Paralympic Athlete Josh George On The Best Advice He Got From His Father
Step 1: Take the push handles off the chair.
Usain Bolt is probably the greatest track athlete of all time, right? How do you think he’d perform if, the day after winning gold in the 200 meters, he competed in another race — but this one was 34,762 meters? That’s basically what Josh George will do this week in the Paralympic Games, when he competes in the 400, 800, 1500, 5K, and marathon wheelchair races.
George is already the world record holder in the 800, and a 5-time Paralympic medalist, which is impressive enough on it’s own. It’s even more impressive considering he fell out of a 12-story window when he was 4, shattering his legs, dislocating his hips, and damaging his spinal cord. That would rank as an 11 on the terrifying-moment-for-a-parent scale. But, even when Josh lost the use of everything below his midsection, his father, Scott, never questioned whether his son could lead a fulfilling life. But there’s “fulfilling,” and then there’s “the best wheelchair athlete in the world.”
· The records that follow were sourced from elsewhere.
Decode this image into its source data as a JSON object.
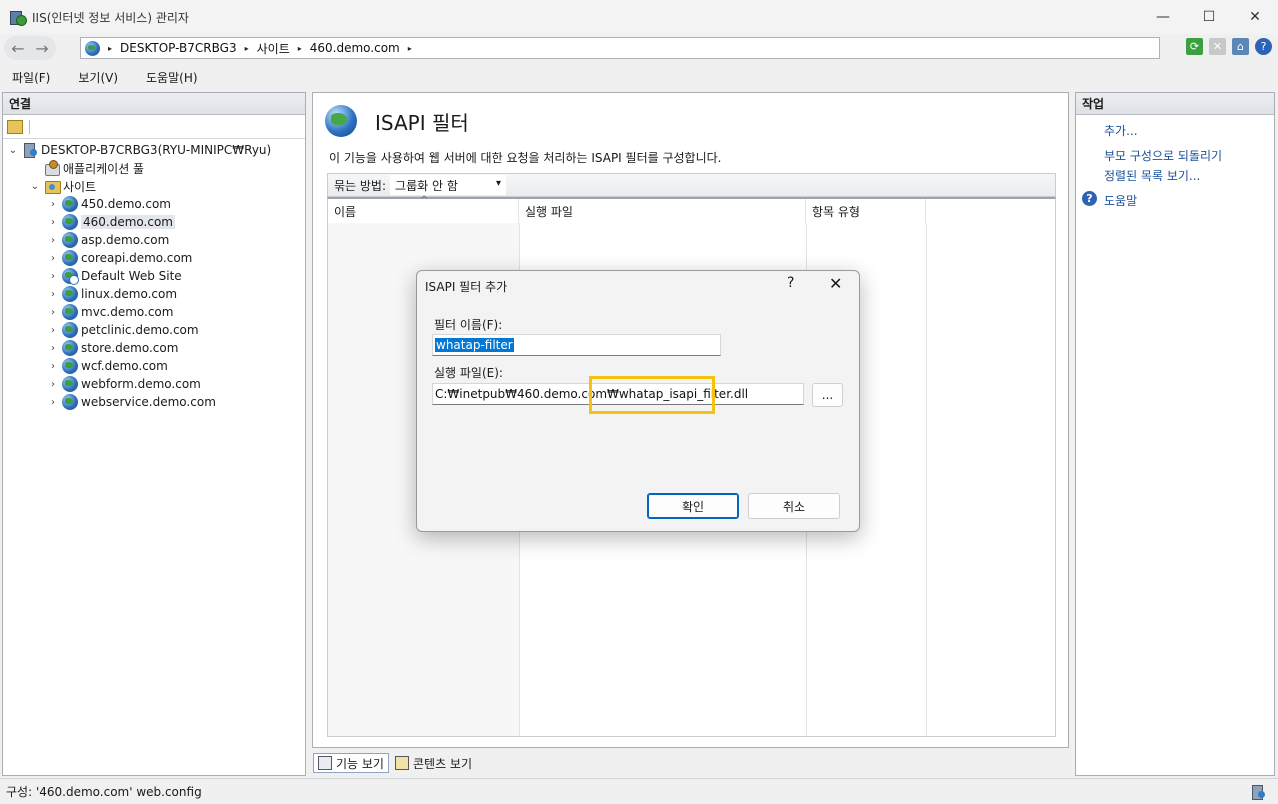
{
  "window": {
    "title": "IIS(인터넷 정보 서비스) 관리자",
    "controls": {
      "minimize": "—",
      "maximize": "☐",
      "close": "✕"
    }
  },
  "address": {
    "back": "←",
    "forward": "→",
    "crumbs": [
      "DESKTOP-B7CRBG3",
      "사이트",
      "460.demo.com"
    ],
    "arrow": "▸"
  },
  "menu": [
    "파일(F)",
    "보기(V)",
    "도움말(H)"
  ],
  "connections": {
    "header": "연결",
    "server": "DESKTOP-B7CRBG3(RYU-MINIPC₩Ryu)",
    "app_pools": "애플리케이션 풀",
    "sites_label": "사이트",
    "sites": [
      "450.demo.com",
      "460.demo.com",
      "asp.demo.com",
      "coreapi.demo.com",
      "Default Web Site",
      "linux.demo.com",
      "mvc.demo.com",
      "petclinic.demo.com",
      "store.demo.com",
      "wcf.demo.com",
      "webform.demo.com",
      "webservice.demo.com"
    ],
    "selected_site": "460.demo.com"
  },
  "main": {
    "title": "ISAPI 필터",
    "description": "이 기능을 사용하여 웹 서버에 대한 요청을 처리하는 ISAPI 필터를 구성합니다.",
    "group_by_label": "묶는 방법:",
    "group_by_value": "그룹화 안 함",
    "columns": [
      "이름",
      "실행 파일",
      "항목 유형"
    ],
    "sort_arrow": "^"
  },
  "bottom_tabs": {
    "features": "기능 보기",
    "content": "콘텐츠 보기"
  },
  "actions": {
    "header": "작업",
    "add": "추가...",
    "revert": "부모 구성으로 되돌리기",
    "view_ordered": "정렬된 목록 보기...",
    "help": "도움말",
    "help_glyph": "?"
  },
  "status": {
    "text": "구성: '460.demo.com' web.config"
  },
  "dialog": {
    "title": "ISAPI 필터 추가",
    "help": "?",
    "close": "✕",
    "filter_name_label": "필터 이름(F):",
    "filter_name_value": "whatap-filter",
    "executable_label": "실행 파일(E):",
    "executable_value": "C:₩inetpub₩460.demo.com₩whatap_isapi_filter.dll",
    "browse": "...",
    "ok": "확인",
    "cancel": "취소",
    "highlight_color": "#f5c211"
  }
}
George says that even though his dad was more analytical than athletical, he instilled the grit, tenacity, and healthy perspective about the wheelchair that keeps George moving … fast.
Focus On The Goal, Not The Path
“My dad works in finance; he’s not really a guy that was big into athletics. Amazingly, when I ended up trying to do that as a career, he was incredibly supportive. At the beginning, I wasn’t making a ton of money. I moved back home for a couple of years after college. The future didn’t exactly look bright. Every now and again we’d have a conversation about it, but I never felt any pressure or doubt from him. It was always about whether this was what I wanted to be doing, and not about how I should take a different path. He was never one to push his opinions on me. He would offer advice and say, ‘What are the options to accomplish what you want to do?’”
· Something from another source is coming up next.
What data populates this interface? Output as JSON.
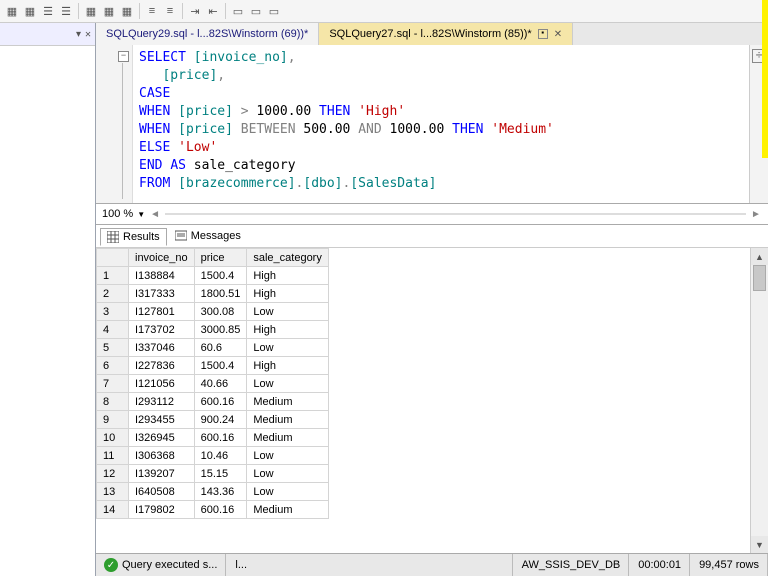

You’re Not Defined By The Chair
“My parents were young — in their late 20s — when I had my accident. From Day One their focus was in treating me exactly the same as if I’d never fallen. If I walked with them somewhere before the accident, then I’d go there in my chair, too. I had push handles on my first chair and they took them off right away. This was 1998 and the landscape for disabilities was so different then. But there was never a doubt in my dad’s mind I would go to college. If someone tried to treat me as if I were different, my mom and dad were quick to get between them and me, and end that conversation.”
Where Business And Athletics Intersect
“My dad has a Masters in business, and I’m sure he would’ve been incredibly happy if I made that decision for myself. Whenever I toyed with the idea, I started to do well racing and my focus would immediately shift to that. In the past few years, I’ve been working with a start-up selling lifestyle products for wheelchair users. When it all started I could see how excited my dad was now that he could relate to what I was doing directly. He gives feedback and advice, but if we go in a different direction he understands. He’s super level-headed; there’s never any hurt feelings. I strive to be more like that in racing. You can get caught up in your own head and create judgments from others that don’t exist. My dad’s always looking at things from a fact-based, rather than emotion-based standpoint. That’s how I try to be.”
Money Isn’t Everything — Especially If You Lose Some
“I lost a lot of money with my first [financial] manager. He came highly recommended but we didn’t know what we were doing. We spent a lot of money and got nothing out of it. I was crushed after that because I didn’t have much income. My dad made it clear that this is what happens in life: Sometimes you make poor judgment calls that cost you, but fortunately it only cost financially, and that’s something you can make back. He helped soften the blow of that. Now I’m embarrassed I ever felt that way because I understand it’s not that important in the scheme of things.”